Mengapa kasus pelanggaran HAM berat kembali "menghantui" Prabowo pada Pilpres 2024?

Selain pertanyaan Ganjar dalam debat, kasus pelanggaran HAM juga mengemuka seiring terbitnya Buku Hitam Prabowo Subianto.

Kasus pelanggaran HAM berat kembali "menghantui" Prabowo pada "pesta demokrasi", termasuk Pilpres 2024. Mengapa ini terus berulang? Dokumentasi Kemhan

Munculnya kasus pelanggaran hak asasi manusia (HAM) berat, khususnya penculikan belasan aktivis '98, pada setiap momentum "pesta demokrasi", termasuk Pemilihan Presiden (Pilpres) 2024, membuat kandidat Koalisi Indonesia Maju (KIM), Prabowo Subianto, geram. Ini seperti jawabannya dalam debat perdana, Selasa (12/12) lalu.

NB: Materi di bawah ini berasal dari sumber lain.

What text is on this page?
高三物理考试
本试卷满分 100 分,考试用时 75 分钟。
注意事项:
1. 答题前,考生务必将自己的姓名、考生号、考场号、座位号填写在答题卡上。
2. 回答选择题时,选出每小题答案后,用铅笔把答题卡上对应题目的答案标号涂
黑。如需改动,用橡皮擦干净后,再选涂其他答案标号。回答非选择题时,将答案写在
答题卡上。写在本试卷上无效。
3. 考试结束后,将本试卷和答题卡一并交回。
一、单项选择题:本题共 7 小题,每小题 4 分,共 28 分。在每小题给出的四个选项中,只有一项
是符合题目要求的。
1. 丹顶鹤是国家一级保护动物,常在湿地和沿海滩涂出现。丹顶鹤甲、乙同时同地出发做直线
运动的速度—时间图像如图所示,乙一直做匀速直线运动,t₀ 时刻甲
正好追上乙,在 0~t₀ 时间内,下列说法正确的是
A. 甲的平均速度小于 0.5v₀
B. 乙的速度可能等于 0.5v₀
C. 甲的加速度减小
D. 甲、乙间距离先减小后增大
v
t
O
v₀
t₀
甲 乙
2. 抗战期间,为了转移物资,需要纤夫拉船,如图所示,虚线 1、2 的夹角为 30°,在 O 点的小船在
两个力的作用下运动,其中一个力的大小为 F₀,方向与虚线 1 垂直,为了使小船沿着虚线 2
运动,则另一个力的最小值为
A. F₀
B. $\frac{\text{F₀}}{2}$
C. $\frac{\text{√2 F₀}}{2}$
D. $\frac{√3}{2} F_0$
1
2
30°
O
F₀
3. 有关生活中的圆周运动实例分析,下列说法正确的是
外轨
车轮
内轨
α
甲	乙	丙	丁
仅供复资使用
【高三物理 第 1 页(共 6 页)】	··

"Tiap 5 tahun kalau polling saya naik, ditanya lagi soal itu," ucap Prabowo saat menjawab pertanyaan pesaingnya, Ganjar Pranowo, tentang komitmennya membentuk pengadilan HAM ad hoc dan membantu keluarga korban penculikan menemukan makam kerabatnya yang masih hilang agar bisa berziarah.

Ketua Umum Partai Gerindra ini pun menganggap pertanyaan Ganjar tersebut berpihak. "Itu tendensius, Pak!"
 
Terpisah, aktivis '98 Surabaya, Dandik, menilai, munculnya kasus penculikan aktivis dalam Pilpres 2024 adalah hal wajar. Pangkalnya, pelanggaran HAM berat adalah masalah serius, tetapi pelakunya masih bebas.

"Isu HAM tidak akan pernah hilang dalam proses politik di Indonesia selama pelakunya masih berkeliaran dan dipelihara oleh negara," tegasnya dalam bedah buku Buku Hitam Prabowo Subianto di Surabaya, Jawa Timur (Jatim), pada Sabtu (16/12).

"Jika Prabowo tidak bisa dihukum secara pengadilan HAM, setidaknya bisa dihukum secara politik," sambungnya. Alasannya, Menteri Pertahanan (Menhan) itu dikhawatirkan mengancam masa depan demokrasi jika memenangi pilpres.